Fígaro was called up on June 20, 2009, and to clear room for him, the Tigers designated Dane Sardinha for assignment. Fígaro made his major league debut on June 20, replacing Willis in the starting rotation. In 2009, he had a 2–2 record with a 6.35 ERA and 16 strikeouts in 17 innings and three starts. In his second start he gave up seven earned runs and 10 hits in three innings against the Houston Astros. Tigers manager Jim Leyland said of the outing, "He pitched very tentative until the horse was out of the barn. The one thing I thought he would be was aggressive. He pitched like he was caught up in the names on the back." He was demoted to the Triple-A Toledo Mud Hens in favor of Luke French on June 29, 2009.

===Orix Buffaloes===
On December 14, 2010, the Tigers sold Fígaro's contract to the Orix Buffaloes of Nippon Professional Baseball. He re-signed with Orix on November 14, 2011.

===Milwaukee Brewers===
On January 31, 2013, the Brewers signed Fígaro to a minor league contract, with an invitation to spring training. He beat out fellow reliever Donovan Hand as the last player to be added to the 25-man roster after spring training.

===Samsung Lions===
On October 2, 2014, the Texas Rangers claimed Fígaro off waivers from Milwaukee. On October 31, Fígaro was removed from the 40-man roster and sent outright to the Triple-A Round Rock Express.
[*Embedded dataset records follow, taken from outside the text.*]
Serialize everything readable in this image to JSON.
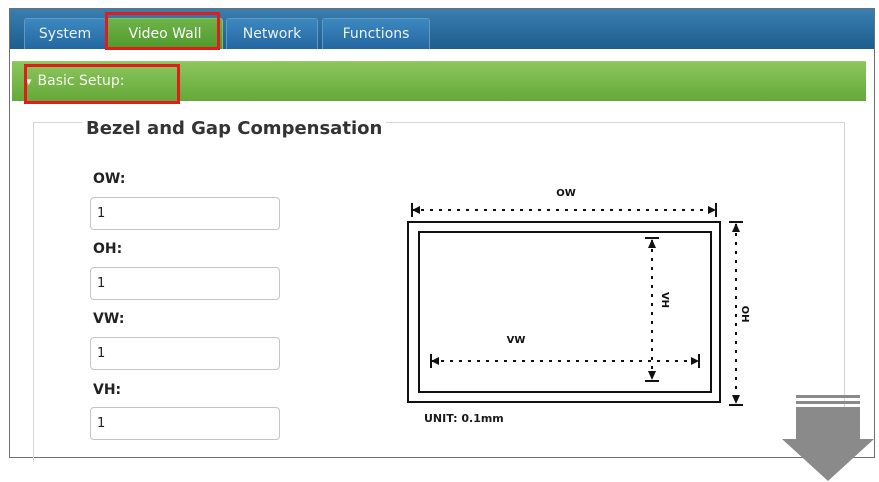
{
  "tabs": [
    {
      "label": "System"
    },
    {
      "label": "Video Wall"
    },
    {
      "label": "Network"
    },
    {
      "label": "Functions"
    }
  ],
  "section": {
    "label": "Basic Setup:",
    "arrow": "▾"
  },
  "panel": {
    "title": "Bezel and Gap Compensation"
  },
  "fields": [
    {
      "label": "OW:",
      "value": "1"
    },
    {
      "label": "OH:",
      "value": "1"
    },
    {
      "label": "VW:",
      "value": "1"
    },
    {
      "label": "VH:",
      "value": "1"
    }
  ],
  "diagram": {
    "ow": "OW",
    "oh": "OH",
    "vw": "VW",
    "vh": "VH",
    "unit": "UNIT: 0.1mm"
  },
  "colors": {
    "highlight": "#e01c1c",
    "tab_active": "#5aa535",
    "tab_bar": "#2467a0",
    "section_bar": "#7cba4d"
  }
}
He elected free agency on November 3.

Fígaro subsequently signed with the Samsung Lions of the KBO League for the 2015 season.

===Los Angeles Dodgers===
On June 11, 2016, Fígaro signed a minor league contract with the Los Angeles Dodgers, where he played with the Double-A Tulsa Drillers and the Triple-A Oklahoma City Dodgers. In 10 games between the two affiliates, (and the rookie league Arizona League Dodgers) he accumulated a 3–0 record and 2.70 ERA with 20 strikeouts over 40 innings. He elected free agency following the season on November 7.

===Uni-President 7-Eleven Lions===
Fígaro signed with the Uni-President 7-Eleven Lions of the Chinese Professional Baseball League for the 2017 season.

==Personal life==
Fígaro is the cousin of former Major League Baseball pitcher Fernando Rodney. He played for the Dominican Republic national team at the 2022 Bolivarian Games, helping his team to win the gold medal.